10- Çoğunluk görüşünde de belirtildiği gibi, kırılan beton bloklarda uygun olmayan iri çakıl, ahşap parçası, mil ve organik parçalar, çok iri taşlar, yıkanıp elenmemiş dere malzemeleri, bir kısım betonlarda plastik boru, ahşap parçaları, demir parçalı bulunmuştur. Kısaca yapılan çalışma standartlara uymadığı gibi çok kötü malzeme kullanılmıştır. Bunun yanında projenin iyi etüt edilmeden ve derenin yapısına uygun yapılmadığı ve kontrollerinde ciddi şekilde yapılmadığı dosyadaki bilgilerden anlaşılmaktadır.
11- Olay değerlendirildiğinde kast unsurunun bulunmadığı, ancak oluşan sonuca bakıldığında eylemin olası kastla mı yoksa bilinçli taksirle mi işlendiğinin irdelenmesi gerekmektedir.
Bir kere sanıkların kusurları yanında ihale sürecinden, kontrol ve bitirme aşamasına kadar geçen sürede gerekli denetim ve uyarıları yapmayan ilgili kişilerinde kusuru vardır.
Sanıklar ıslah sekilerini yapan şirketin sahibidirler ve bütün işleri de kendileri yürütmüşlerdir.

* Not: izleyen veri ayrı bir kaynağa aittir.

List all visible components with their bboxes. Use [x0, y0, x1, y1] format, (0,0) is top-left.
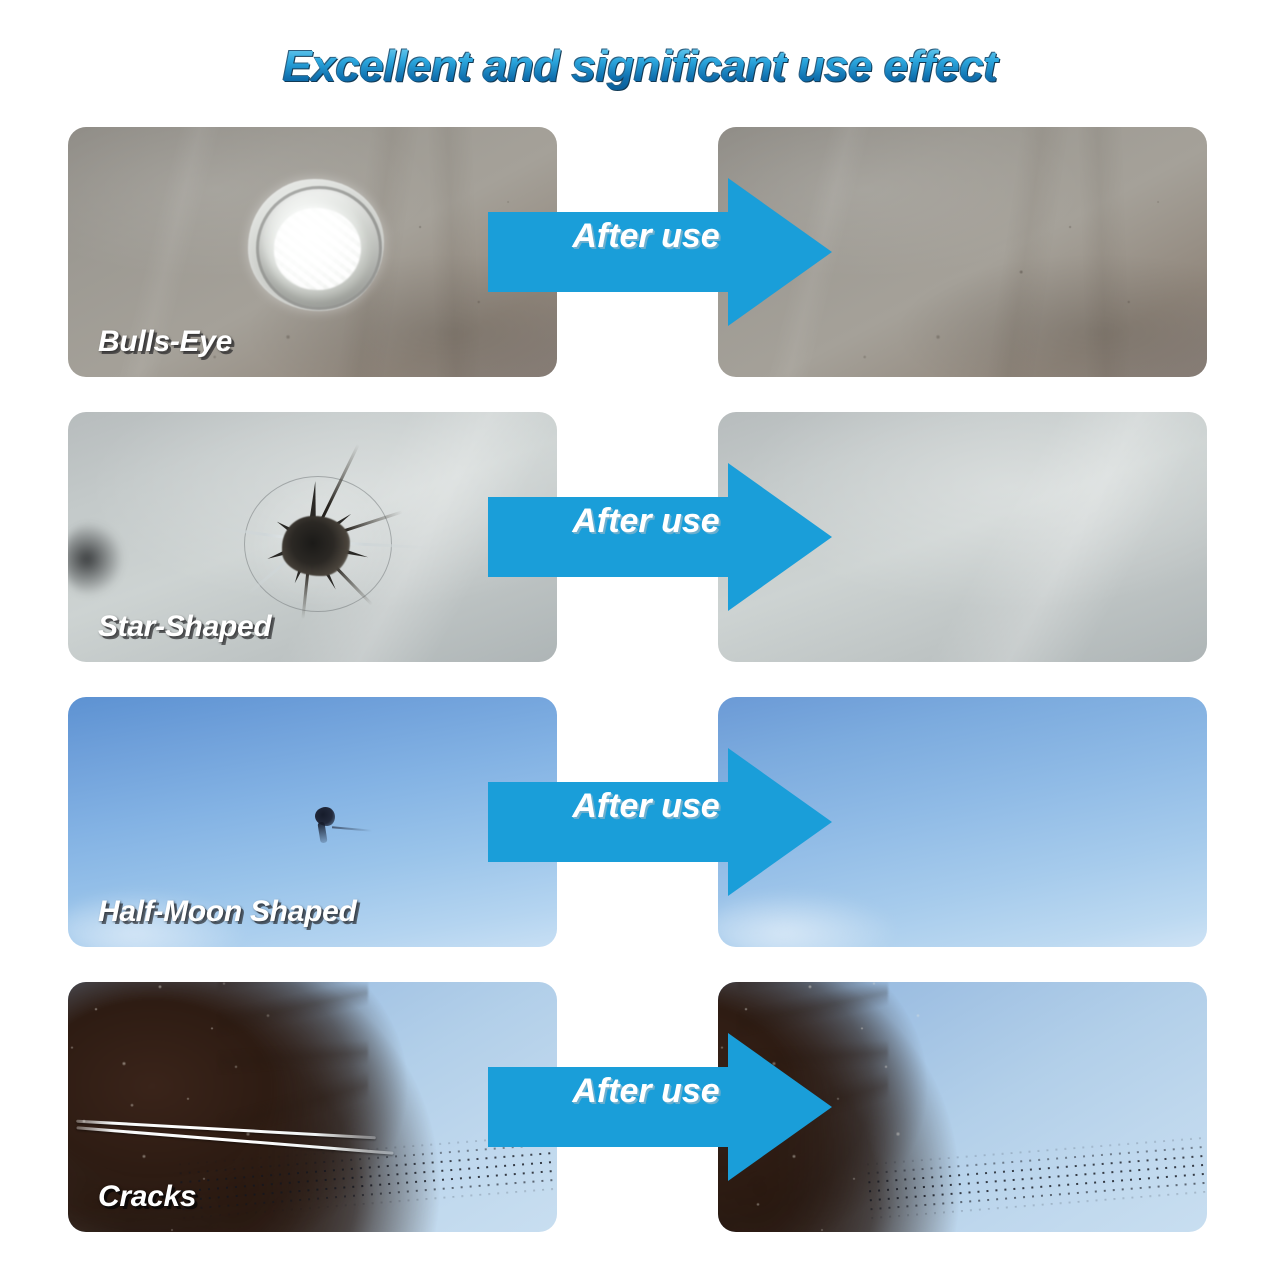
after-use-arrow-star-shaped: After use — [488, 463, 832, 611]
damage-label-cracks: Cracks — [98, 1180, 196, 1214]
chip-hairline — [332, 826, 372, 831]
comparison-row-star-shaped: Star-Shaped After use — [0, 412, 1280, 662]
before-panel-bulls-eye[interactable]: Bulls-Eye — [68, 127, 557, 377]
comparison-rows: Bulls-Eye After use — [0, 0, 1280, 1280]
half-moon-chip-damage — [312, 807, 338, 843]
damage-label-bulls-eye: Bulls-Eye — [98, 325, 232, 359]
comparison-row-half-moon: Half-Moon Shaped After use — [0, 697, 1280, 947]
right-arrow-icon — [488, 463, 832, 611]
damage-label-star-shaped: Star-Shaped — [98, 610, 271, 644]
right-arrow-icon — [488, 1033, 832, 1181]
before-panel-star-shaped[interactable]: Star-Shaped — [68, 412, 557, 662]
comparison-row-cracks: Cracks After use — [0, 982, 1280, 1232]
damage-label-half-moon: Half-Moon Shaped — [98, 895, 357, 929]
before-panel-cracks[interactable]: Cracks — [68, 982, 557, 1232]
right-arrow-icon — [488, 748, 832, 896]
after-use-arrow-half-moon: After use — [488, 748, 832, 896]
windshield-crack-damage — [76, 1128, 406, 1154]
cloud-haze — [718, 891, 898, 947]
after-use-arrow-cracks: After use — [488, 1033, 832, 1181]
crack-impact-core — [282, 516, 350, 576]
right-arrow-icon — [488, 178, 832, 326]
after-use-arrow-bulls-eye: After use — [488, 178, 832, 326]
bulls-eye-chip-damage — [248, 179, 384, 311]
before-panel-half-moon[interactable]: Half-Moon Shaped — [68, 697, 557, 947]
comparison-row-bulls-eye: Bulls-Eye After use — [0, 127, 1280, 377]
product-comparison-infographic: Excellent and significant use effect Bul… — [0, 0, 1280, 1280]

Olası kast ve bilinçli taksirle ilgili bilimsel görüşlere baktığımızda “Her ikisinde de neticenin öngörülmüş olması söz konusudur. Dolayısıyla ikisi arasında çok ince bir çizgi vardır ve bu çizgi iyi belirlenmediği takdirde kolaylıkla yanlış kararlara varılabilir.
Olası kast bilinçli taksire benzetilebilir. Olası kastta da, fail hareketinin hukuka aykırı bir netice meydana getirebileceğini öngörmektedir. Bilinçli taksirde fail öngördüğü neticenin meydana gelmeyeceği kanısındadır, neticenin meydana gelmesini istemez. Gerçekleşmemesi için gerekeni yapar.

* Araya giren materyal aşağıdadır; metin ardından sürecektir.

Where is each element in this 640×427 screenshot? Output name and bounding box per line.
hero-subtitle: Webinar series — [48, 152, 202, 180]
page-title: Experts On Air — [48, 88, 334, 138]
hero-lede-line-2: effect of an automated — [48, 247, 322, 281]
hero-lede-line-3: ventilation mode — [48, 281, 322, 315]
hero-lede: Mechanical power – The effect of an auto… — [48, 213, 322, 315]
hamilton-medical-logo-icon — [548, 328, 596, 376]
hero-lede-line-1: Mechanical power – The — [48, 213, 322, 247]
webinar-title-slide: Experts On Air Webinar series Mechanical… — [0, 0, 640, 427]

Belirtilmesi gereken husus bu kavramlardan birinin kastın, diğerinin ise taksirin bir çeşidi olduğudur. Bundan çıkan temel sonuç odur ki, bilinçli taksirde neticenin istenmemesi söz konusu olmak gerekir iken; olası kastta fail neticeyi doğrudan istememekte ise de, istememe de bulunmamaktadır. Bu karışık ifadeyi açacak olursak: Fail olası kastta, kendi istediği neticenin dışındaki neticelerin de meydana geleceğini öngörür, bu neticelerin gerçekleşip gerçekleşmemesi karşısında kayıtsızdır, önemli olan ne pahasına olursa olsun gerçekleşmesini istediği bir netice vardır ve bu neticeye bağlı olarak gerçekleşmesi olası olan neticeleri de kabullenir, göze alır. Bu kabullenme, olası kastta püf noktasını oluşturmaktadır. Kişi neticeleri doğrudan istemiyorsa da, gerçekleşmesini de kabullenmektedir. Buna karşılık bilinçli taksirde de fail neticeyi öngörür. Yani neticelerin gerçekleşebileceğini bilir. Ancak bu neticelerin gerçekleşmesini asla istemez. Olası kast ile bilinçli taksirdeki ortak nokta olan “öngörme” bu ikisini birbirinden ayırt etmekte güçlüğe yol açmaktadır. Ancak bu müşterek noktaya rağmen, ikisinin ayrıldığı nokta neticenin kabullenilip kabullenilmemesi noktasıdır. Öngörülen netice kabulleniliyorsa olası kast, kabullenilmiyorsa bilinçli taksir vardır. (Hakan Hakeri, Ceza Hukuku, 10. Baskı,s.232).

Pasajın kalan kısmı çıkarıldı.